Royal music students strike holiday note
ROYAL CITY — Holiday music both traditional and contemporary was in the air as the Royal Middle School and Royal High School bands and choir performed Wednesday evening in the Royal High School gym.
The performers numbered 159 between the seventh- and eighth-grade bands, the high school choir and high school concert band. Music teacher Erich Mietenkorte, who directed the concert, said he starts working with the students in seventh grade.
“I have high expectations for them,” said Mietenkorte. “Because I believe that they deserve high expectations, just like at a bigger school. Even though we're a small 1A school in a rural community, they deserve the same expectations as anywhere else.”
The seventh-graders performed first, starting with a booming, stately piece called “Defender of Time,” and moving on to “Christmastide,” a simple but intriguing medley of “I Saw Three Ships,” the French carol “Patapan,” “In Dulci Jubilo” and “Deck the Halls.”
Percussion played a strong role in both the seventh-grade band’s selections as well as several other concert pieces during the concert.

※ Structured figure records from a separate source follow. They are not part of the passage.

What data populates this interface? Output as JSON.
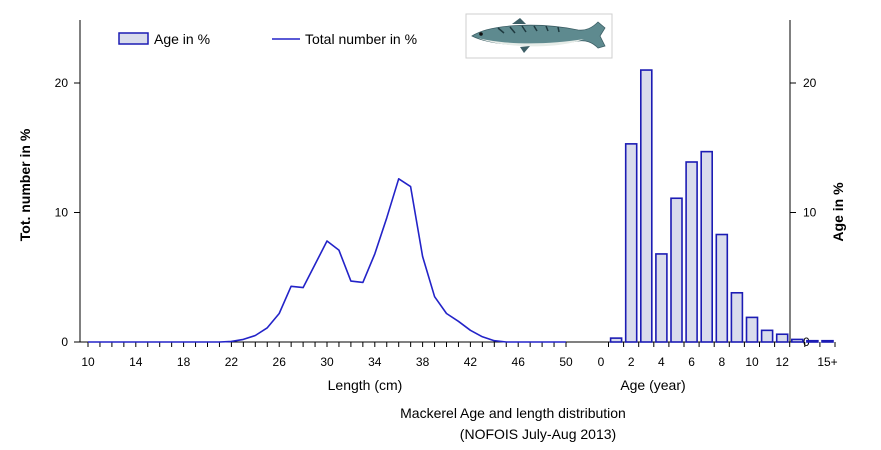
{
  "chart_data": {
    "type": "line+bar",
    "caption_line1": "Mackerel Age and length distribution",
    "caption_line2": "(NOFOIS July-Aug 2013)",
    "left_axis": {
      "label": "Tot. number  in %",
      "ylim": [
        0,
        25
      ],
      "ticks": [
        "0",
        "10",
        "20"
      ],
      "tick_values": [
        0,
        10,
        20
      ]
    },
    "right_axis": {
      "label": "Age in %",
      "ylim": [
        0,
        25
      ],
      "ticks": [
        "0",
        "10",
        "20"
      ],
      "tick_values": [
        0,
        10,
        20
      ]
    },
    "length_axis": {
      "label": "Length (cm)",
      "xlim": [
        10,
        50
      ],
      "ticks": [
        "10",
        "14",
        "18",
        "22",
        "26",
        "30",
        "34",
        "38",
        "42",
        "46",
        "50"
      ],
      "tick_values": [
        10,
        14,
        18,
        22,
        26,
        30,
        34,
        38,
        42,
        46,
        50
      ]
    },
    "age_axis": {
      "label": "Age (year)",
      "ticks": [
        "0",
        "2",
        "4",
        "6",
        "8",
        "10",
        "12",
        "15+"
      ],
      "tick_values": [
        0,
        2,
        4,
        6,
        8,
        10,
        12,
        15
      ]
    },
    "legend": [
      {
        "label": "Age in %",
        "kind": "bar"
      },
      {
        "label": "Total number in %",
        "kind": "line"
      }
    ],
    "colors": {
      "line": "#2323c8",
      "bar_stroke": "#1c1cb4",
      "bar_fill": "#d9dcec",
      "axis": "#000000"
    },
    "series": [
      {
        "name": "Total number in %",
        "kind": "line",
        "axis": "left",
        "x": [
          10,
          11,
          12,
          13,
          14,
          15,
          16,
          17,
          18,
          19,
          20,
          21,
          22,
          23,
          24,
          25,
          26,
          27,
          28,
          29,
          30,
          31,
          32,
          33,
          34,
          35,
          36,
          37,
          38,
          39,
          40,
          41,
          42,
          43,
          44,
          45,
          46,
          47,
          48,
          49,
          50
        ],
        "y": [
          0,
          0,
          0,
          0,
          0,
          0,
          0,
          0,
          0,
          0,
          0,
          0,
          0.05,
          0.2,
          0.5,
          1.1,
          2.2,
          4.3,
          4.2,
          6.0,
          7.8,
          7.1,
          4.7,
          4.6,
          6.8,
          9.6,
          12.6,
          12.0,
          6.6,
          3.5,
          2.2,
          1.6,
          0.9,
          0.4,
          0.1,
          0,
          0,
          0,
          0,
          0,
          0
        ]
      },
      {
        "name": "Age in %",
        "kind": "bar",
        "axis": "right",
        "x": [
          1,
          2,
          3,
          4,
          5,
          6,
          7,
          8,
          9,
          10,
          11,
          12,
          13,
          14,
          15
        ],
        "y": [
          0.3,
          15.3,
          21.0,
          6.8,
          11.1,
          13.9,
          14.7,
          8.3,
          3.8,
          1.9,
          0.9,
          0.6,
          0.2,
          0.1,
          0.1
        ]
      }
    ]
  }
}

Besides the concert band class, Mietenkorte teaches a percussion ensemble class and another for wind instruments, both brass and reeds. That makes the learning more efficient, he said, and also gives him a full drum line to take to the Royal football games.
“In our next concert, we're going to feature our percussion ensemble for a few pieces as well,” Mietenkorte said. “It’ll be nice for them to kind of go out on their own and show the audience what they can do by themselves.”
The percussion then blazed through the eighth-grade band’s first piece, entitled “Fortius.” The eighth-graders' second selection, “Merry Wayfaring Stranger,” brought back “Patapan” and wove it together with the traditional songs “Wayfaring Stranger” and “God Rest Ye Merry, Gentlemen,” which swirled back and forth between the haunting strains of the former and the joyous tone of the latter.
The high school choir, all 14 of them, gave voice to “Everywhere Christmas Tonight,” a song of eager holiday anticipation, then came back down with “Snow on Snow,” a serene number that gave the feeling of flakes softly piling up. The choir finished off with “Have a Merry One,” a festive contemporary song interspersed with snippets from “Deck the Halls” and “We Wish You a Merry Christmas.”
Mietenkorte explained that there was a pattern to the music he picked for the concert.
“First of all, I want a piece of music, especially for a Christmas concert, that people are going to recognize, that people are going to enjoy,” he said. “We are playing for an audience. But at the same time I'm selecting music that, when I give it to them, they can't play it. I don't want them to be (already) able to play it, because I want them to grow into it.”
The last and largest group to perform was the high school concert band, a 64-player ensemble that included oboe, flute, clarinet and bass clarinet, alto and tenor saxophone, trumpets, trombones, euphonium, tuba and a 12-member percussion section. The band’s first selection was “The Three-Minute Nutcracker,” which reeled from one movement of Tchaikovsky’s two-hour-and-15-minute ballet to the next movement in the space of, yes, about three minutes.
“It's really funny because my students were unfamiliar with ‘The Nutcracker,’ most of them,” Mietenkorte said. “So being able to play that piece and introduce them to a little bit of that culture, into a ballet, we looked at ‘The Nutcracker’ itself, and understood that a little bit better.”
“The Three-minute Nutcracker” wasn’t the students’ favorite when he first introduced it, Mietenkkporte added, but by the time they were ready to perform it, they really liked it.
The high school band concluded on a more traditional note, with a rendition of “Carol of the Bells.”
Mietenkorte said some of his students do go on to pursue musical careers, but the ones who don’t have still gained a valuable experience.
“You know, they might not remember all the concerts or all their notes and everything else,” he said. “But what they do remember is that they were part of a team, part of a family. They learn how to work together, they learn how to compromise and they learn how to be disciplined, all those really major life skills that are going to help them later on in their future.”